Die deutschsprachigen Belgier sind nicht nur die besten Belgier, wie nicht wenige von ihnen meinen, sondern auch die schnellsten. Bereits vier Tage nach Bekanntwerden des vorläufigen Wahlresultates in der Gemeinschaft steht die Koalition - mit allem, was dazugehört: dem Koalitionsabkommen mit allen Schwerpunkten und dem Personal mit allen Zuständigkeiten.
Die alte Koalition ist auch die neue: ProDG, der Wahlsieger, die SP, ein Wahlverlierer, und die PFF, die auf der Stelle tritt, bilden zusammen eine Mannschaft, die insgesamt gestärkt aus der Wahl hervorgegangen ist. Dank der beiden Sitze, die die Freie Bürgerliste ProDG hinzugewinnen konnte. Der Wähler, so sind sich die Präsidenten der drei Koalitionsformationen einig, habe die erfolgreiche Zusammenarbeit in der letzten Legislatur gewürdigt. Deshalb setze man konsequenterweise auf Kontinuität. Das kann man durchaus so sehen.

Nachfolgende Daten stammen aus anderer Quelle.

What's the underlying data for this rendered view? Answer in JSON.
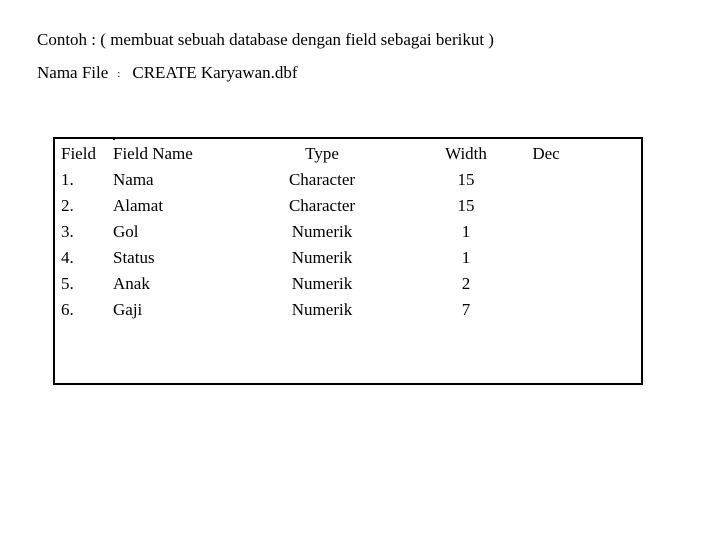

Dem Votum der Bürger wurde vor allem dadurch Rechnung getragen, dass Karl-Heinz Lambertz als Ministerpräsident durch Oliver Paasch ersetzt wird. Lambertz landete auf Rang drei der Vorzugsstimmenfänger, während Oliver Paasch deutlich vor dem CSP-Bewerber Robert Nelles den Sieg davontrug. Und im übrigen positionierte sich ProDG gleich um zwei Sitze besser als die SP.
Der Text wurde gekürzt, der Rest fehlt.